You and I are in a very different place from the legal expert in the Gospel. Once upon a time we were far away; we were stuck in sin and unbelief.But our baptisms unstuck us and covered us with the righteous robes of Christ. We don’t fool ourselves about sin. We know what sin is and we know what sin does. We have no illusions about our thoughts and words and actions. We confess our sins every Sunday. We admit to sin in the Lord’s Prayer when we say: Forgive us our trespasses. And we know who saves us from sin. We know and believe that the blood of Jesus Christ, God’s Son,cleanses us from all sin.

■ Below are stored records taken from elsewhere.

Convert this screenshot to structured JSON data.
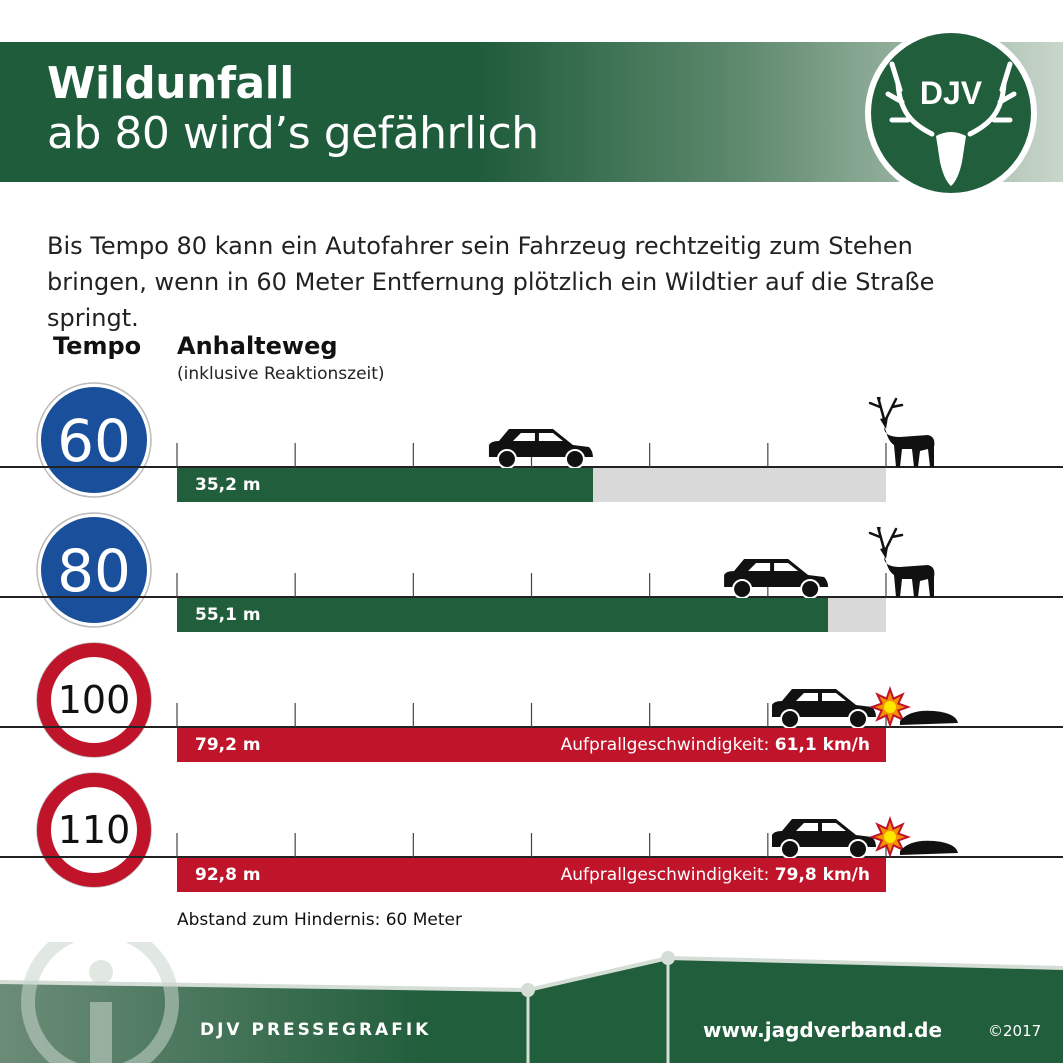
{
  "header": {
    "title_line1": "Wildunfall",
    "title_line2": "ab 80 wird’s gefährlich",
    "logo_text": "DJV"
  },
  "intro": "Bis Tempo 80 kann ein Autofahrer sein Fahrzeug rechtzeitig zum Stehen bringen, wenn in 60 Meter Entfernung plötzlich ein Wildtier auf die Straße springt.",
  "column_headers": {
    "tempo": "Tempo",
    "anhalteweg": "Anhalteweg",
    "anhalteweg_sub": "(inklusive Reaktionszeit)"
  },
  "rows": [
    {
      "speed": "60",
      "sign": "blue",
      "distance_label": "35,2 m",
      "distance_m": 35.2,
      "impact_label": "",
      "impact_value": ""
    },
    {
      "speed": "80",
      "sign": "blue",
      "distance_label": "55,1 m",
      "distance_m": 55.1,
      "impact_label": "",
      "impact_value": ""
    },
    {
      "speed": "100",
      "sign": "red",
      "distance_label": "79,2 m",
      "distance_m": 79.2,
      "impact_label": "Aufprallgeschwindigkeit:",
      "impact_value": "61,1 km/h"
    },
    {
      "speed": "110",
      "sign": "red",
      "distance_label": "92,8 m",
      "distance_m": 92.8,
      "impact_label": "Aufprallgeschwindigkeit:",
      "impact_value": "79,8 km/h"
    }
  ],
  "obstacle_distance_m": 60,
  "footnote": "Abstand zum Hindernis: 60 Meter",
  "footer": {
    "label": "DJV PRESSEGRAFIK",
    "url": "www.jagdverband.de",
    "copyright": "©2017"
  },
  "colors": {
    "green": "#215e3c",
    "blue": "#1a4f9c",
    "red": "#c0142a",
    "gray": "#d9d9d9"
  }
}
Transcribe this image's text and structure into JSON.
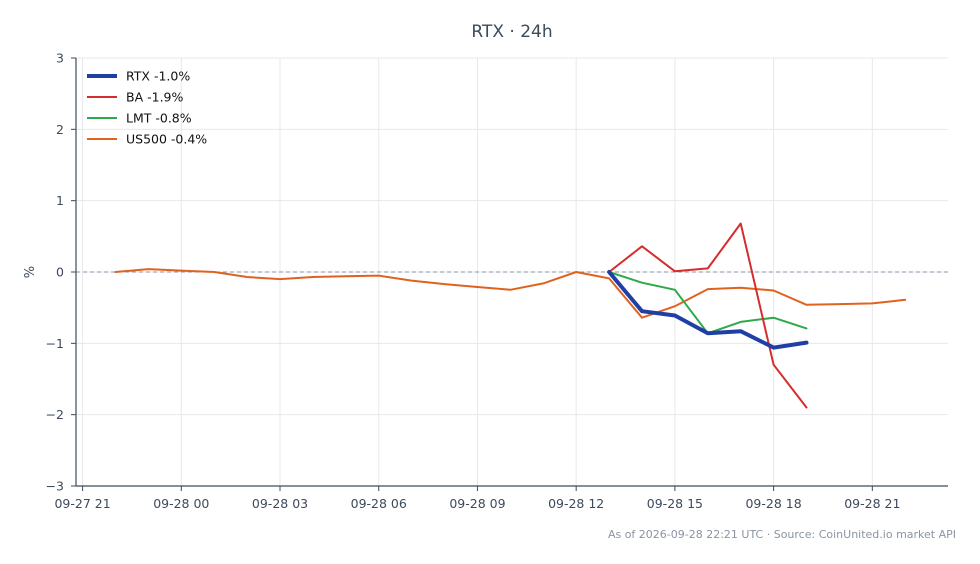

We know the gospel in a nutshell by heart: For God so loved the world that he gave his one and only Son that whoever believes in him shall not perish but have eternal life. We read the gospel, we hear the gospel, we sing the gospel.  We are all ready to say with Paul: The life I now live in the body, I live by faith in the Son of God, who loved me and gave himself for me. We repent of our sins, we believe the gospel, and we are all members of the kingdom of God.

 

But I’ll say this: We could all stand a good, thorough review of what Jesus and that legal expert agreed on in today’s Gospel, that loving God and loving our neighbor is the greatest of all the commandments. Moses knew and the expert knew and Jesus knew that love begins with God: God commands it, God demonstrates it, and God empowers it in us. God’s kind of love isn’t passion or friendship; God’s idea of love is thoughtful and thorough. It’s love we think about. God’s love doesn’t require pay back; it doesn’t need incentives. God’s love for us was grace; we didn’t deserve it. God’s love for us was profound; it relied on the blood sacrifice of his own Son. God’s love for us is powerful; it leads us to destroy our egotism and then creates in us the desire to love God with heart and soul and mind and strength. And with the same heart and soul and mind and strength that we love God, we also love ou rneighbor, not just the people who live next door or the people we know, but all the people who need our love. Martin Luther said one time, “Love God and do anything you like.” And so Paul wrote to the Romans: Love is the fulfilling of the law. So we love God. John wrote to believers: We love him because he first loved us. And we love our neighbor. Jesus said to his followers: Love one another as I have loved you.

 

So true—and so difficult. And that’s why,for us Christians, love has to be more than a word on a pretty plaque that hangs on your bedroom wall. Moses words in Deuteronomy 6 are implicit in Jesus’ words in Mark 12. Love has to live inside of us, it has to be the emotion that comes to mind when we think about God. We need to share love with our children and grandchildren, not just in nice presents at birthdays and Christmas, but in the words we speak about Jesus and his love. Talk about love when you’re relaxing at home with your spouse or your family, how love works among people who are close to one another. Talk about love when you’re out on a walk with a friend, how love molds your relationships with others. Think about love for God and neighbor in your bedtime prayers and with your first cup of coffee. Use your hands to open your Bibles because you love to hear God’s voice and then use your hands again to help people with kindness. Let your face show love with a smile and a laugh. Let your brow wrinkle with intense praise to God and again with deep concern for others. Put love on your front door and everyone who passes by or comes inside will see that your home is a place where Christians love God and love their neighbors. This is how we live in love.  

 

Love God and love your neighbor. Jesus called it the greatest of all the commandments. He lived and died and rose again to forgive the times we’ve failed to love. He honored his Father and served his people to give us a model of love. And today he guides us and inspires us to remember our need to love, to love God and to love others. And this is how we learn to live in love. Amen.